Jeśli reklamacja już nas nie obowiązuje, najlepiej będzie oddać talerz do warsztatu zajmującego się cięciem wodą i wyciąć pęknięcie. Można też próbować samodzielnie wiertarką, ale efekt tym bardziej może być różny.
Takie pęknięcia również się zdarzają i wynika to z nieprawidłowego montażu na statywie. Możliwych przyczyn jest kilka. Najpowszechniejszą przyczyną jest zbyt sztywne dokręcenie filcu i blachy na statywie - czyli po prostu przekręciliśmy motylek regulujący siłę dokręcenia zbyt mocno. W takim wypadku, talerz nie ma jak pracować na statywie, jest sztywny i po uderzeniu praktycznie się nie rusza.
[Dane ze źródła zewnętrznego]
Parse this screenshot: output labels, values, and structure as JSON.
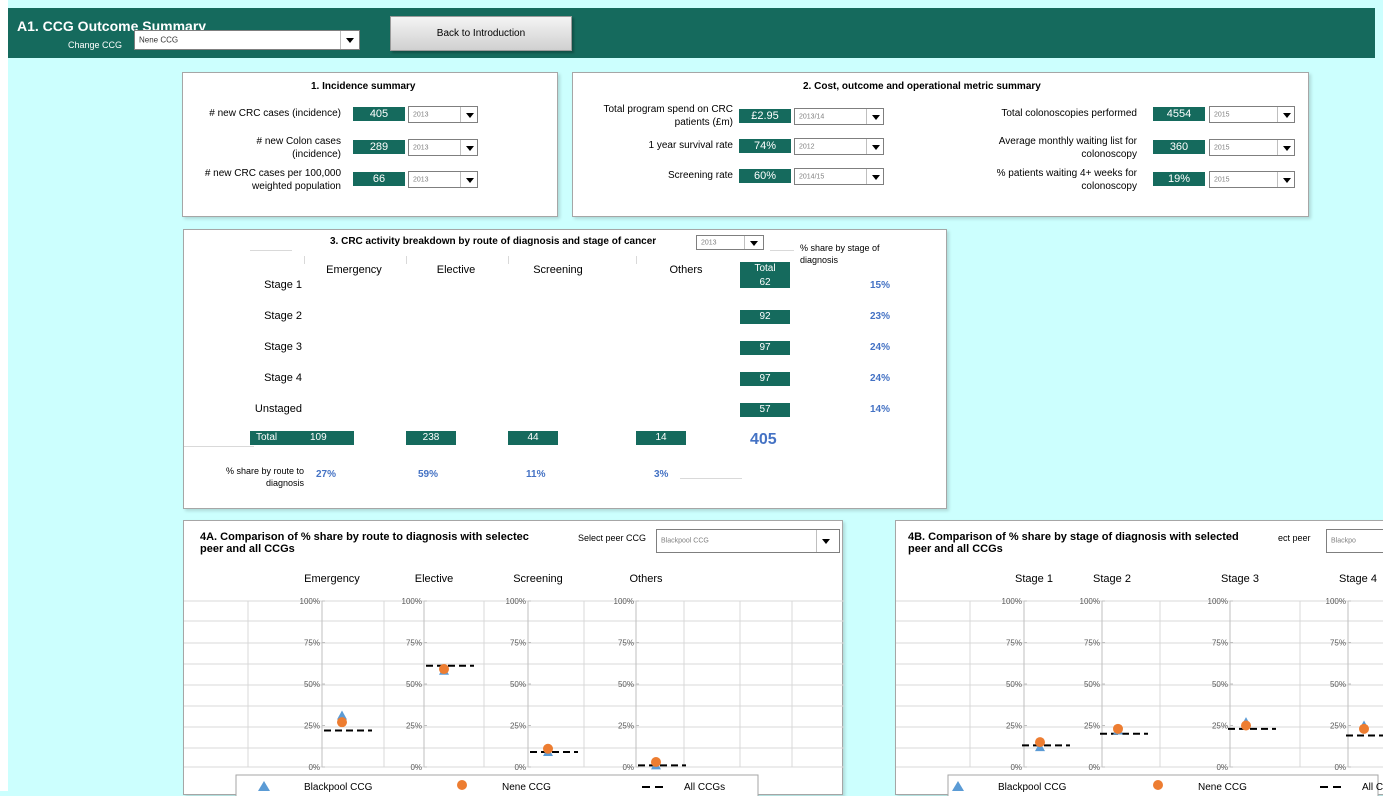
{
  "header": {
    "title": "A1. CCG Outcome Summary",
    "change_label": "Change CCG",
    "ccg_selected": "Nene CCG",
    "back_button": "Back to Introduction"
  },
  "incidence": {
    "title": "1. Incidence summary",
    "rows": [
      {
        "label_1": "# new CRC cases (incidence)",
        "label_2": "",
        "value": "405",
        "year": "2013"
      },
      {
        "label_1": "# new Colon cases",
        "label_2": "(incidence)",
        "value": "289",
        "year": "2013"
      },
      {
        "label_1": "# new CRC cases per 100,000",
        "label_2": "weighted population",
        "value": "66",
        "year": "2013"
      }
    ]
  },
  "cost": {
    "title": "2. Cost, outcome and operational metric summary",
    "left_rows": [
      {
        "label_1": "Total program spend on CRC",
        "label_2": "patients (£m)",
        "value": "£2.95",
        "year": "2013/14"
      },
      {
        "label_1": "1 year survival rate",
        "label_2": "",
        "value": "74%",
        "year": "2012"
      },
      {
        "label_1": "Screening rate",
        "label_2": "",
        "value": "60%",
        "year": "2014/15"
      }
    ],
    "right_rows": [
      {
        "label_1": "Total colonoscopies performed",
        "label_2": "",
        "value": "4554",
        "year": "2015"
      },
      {
        "label_1": "Average monthly waiting list for",
        "label_2": "colonoscopy",
        "value": "360",
        "year": "2015"
      },
      {
        "label_1": "% patients waiting 4+ weeks for",
        "label_2": "colonoscopy",
        "value": "19%",
        "year": "2015"
      }
    ]
  },
  "activity": {
    "title": "3. CRC activity breakdown by route of diagnosis and stage of cancer",
    "year": "2013",
    "share_stage_title_1": "% share by stage of",
    "share_stage_title_2": "diagnosis",
    "columns": [
      "Emergency",
      "Elective",
      "Screening",
      "Others"
    ],
    "total_header": "Total",
    "stages": [
      {
        "name": "Stage 1",
        "total": "62",
        "share": "15%"
      },
      {
        "name": "Stage 2",
        "total": "92",
        "share": "23%"
      },
      {
        "name": "Stage 3",
        "total": "97",
        "share": "24%"
      },
      {
        "name": "Stage 4",
        "total": "97",
        "share": "24%"
      },
      {
        "name": "Unstaged",
        "total": "57",
        "share": "14%"
      }
    ],
    "total_row_label": "Total",
    "route_totals": [
      "109",
      "238",
      "44",
      "14"
    ],
    "grand_total": "405",
    "route_share_label_1": "% share by route to",
    "route_share_label_2": "diagnosis",
    "route_shares": [
      "27%",
      "59%",
      "11%",
      "3%"
    ]
  },
  "compare_route": {
    "title_1": "4A. Comparison of % share by route to diagnosis with selectec",
    "title_2": "peer and all CCGs",
    "select_label": "Select peer CCG",
    "peer_selected": "Blackpool CCG",
    "subplots": [
      "Emergency",
      "Elective",
      "Screening",
      "Others"
    ]
  },
  "compare_stage": {
    "title_1": "4B. Comparison of % share by stage of diagnosis with selected",
    "title_2": "peer and all CCGs",
    "select_label": "ect peer",
    "peer_selected": "Blackpo",
    "subplots": [
      "Stage 1",
      "Stage 2",
      "Stage 3",
      "Stage 4"
    ]
  },
  "ticks": [
    "100%",
    "75%",
    "50%",
    "25%",
    "0%"
  ],
  "legend": {
    "peer": "Blackpool CCG",
    "ccg": "Nene CCG",
    "all": "All CCGs"
  },
  "colors": {
    "header": "#156a5d",
    "background": "#ccfffe",
    "peer": "#5b9bd5",
    "ccg": "#ed7d31",
    "pct_text": "#4472c4"
  },
  "chart_data": [
    {
      "type": "scatter",
      "title": "4A. Comparison of % share by route to diagnosis with selected peer and all CCGs",
      "categories": [
        "Emergency",
        "Elective",
        "Screening",
        "Others"
      ],
      "ylim": [
        0,
        100
      ],
      "series": [
        {
          "name": "Blackpool CCG",
          "marker": "triangle",
          "values": [
            31,
            58,
            9,
            1
          ]
        },
        {
          "name": "Nene CCG",
          "marker": "circle",
          "values": [
            27,
            59,
            11,
            3
          ]
        },
        {
          "name": "All CCGs",
          "marker": "dash",
          "values": [
            22,
            61,
            9,
            1
          ]
        }
      ]
    },
    {
      "type": "scatter",
      "title": "4B. Comparison of % share by stage of diagnosis with selected peer and all CCGs",
      "categories": [
        "Stage 1",
        "Stage 2",
        "Stage 3",
        "Stage 4"
      ],
      "ylim": [
        0,
        100
      ],
      "series": [
        {
          "name": "Blackpool CCG",
          "marker": "triangle",
          "values": [
            12,
            22,
            27,
            25
          ]
        },
        {
          "name": "Nene CCG",
          "marker": "circle",
          "values": [
            15,
            23,
            25,
            23
          ]
        },
        {
          "name": "All CCGs",
          "marker": "dash",
          "values": [
            13,
            20,
            23,
            19
          ]
        }
      ]
    }
  ]
}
Pamiętajmy o tym że talerz musi po uderzeniu swobodnie się ruszać i wibrować. Jeśli jest zbyt sztywny, to może dojść do pęknięcia/pęknięć.
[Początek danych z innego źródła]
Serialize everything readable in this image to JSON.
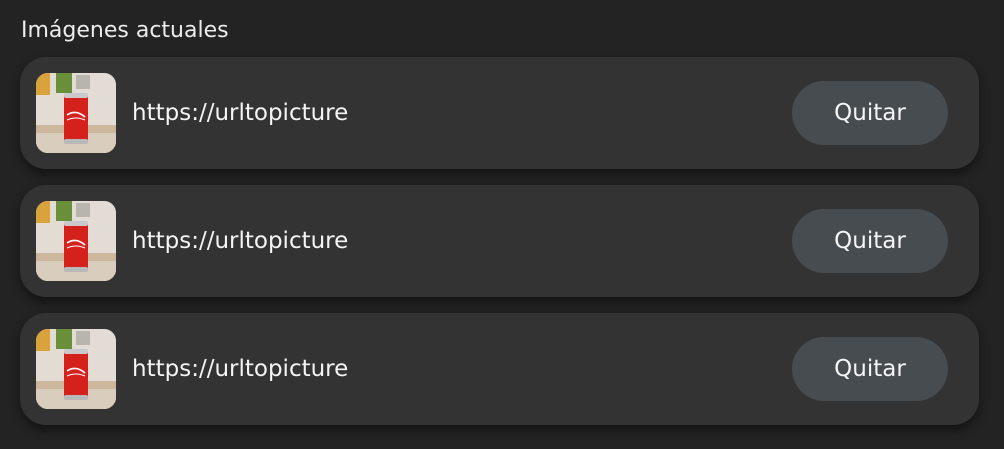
{
  "section": {
    "title": "Imágenes actuales"
  },
  "images": [
    {
      "url": "https://urltopicture",
      "remove_label": "Quitar",
      "thumbnail": "red-soda-can-photo"
    },
    {
      "url": "https://urltopicture",
      "remove_label": "Quitar",
      "thumbnail": "red-soda-can-photo"
    },
    {
      "url": "https://urltopicture",
      "remove_label": "Quitar",
      "thumbnail": "red-soda-can-photo"
    }
  ],
  "colors": {
    "background": "#232323",
    "row": "#333333",
    "button": "#474c50",
    "text": "#f4f4f4"
  }
}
Kolejnym problemem jest brak plastikowej lub silikowonej podkładki oddzielającej gwint statywu od talerza. Podczas pracy talerza może dojśc do pęknięcia ponieważ otwór montażowy uderza o gwint statywu. Uszkodzenia są nieuniknione, bo metal ociera o metal w takim wypadku. Taką podkładkę kupisz w każdym sklepie muzycznym lub perkusyjnym, chociażby w Drumcenter. Zdjęcie podkładki poniżej:
A więc powyżej opisane przypadki należą do najczęstszych defektów talerzy. Aby ich uniknąć i nie stwarzać sobie niepotrzebnych kosztów i problemów, to trzeba będzie popracować nad kilkoma elementami wynikającymi z naszej techniki i podejścia.
Przedewszystkim, prawidłowe uderzanie w talerze perkusyjne, zapobiegnie ich pękaniu od krawędzi. Swobodne zamieszczanie ich na statywach będzie je chroniło przed pęknięciami od miejsca otworu montażowego.
Jeśli trafi się nam pęknięcie na toczeniu talerza, to warto spróbować taki talerz zareklamować, aczkolwiek trzeba pamiętać o tym żeby na takim talerzu już nie grać, bo inaczej pęknięcie będzie się poszerzać i reklamacja może nie zostać uznana.
Pamiętajmy też o tym żeby blachy przewozić (w drodze na koncert lub próbę) chociaż w miękkim pokrowcu. Blachy to instrumenty bardzo delikatne wbrew pozorom.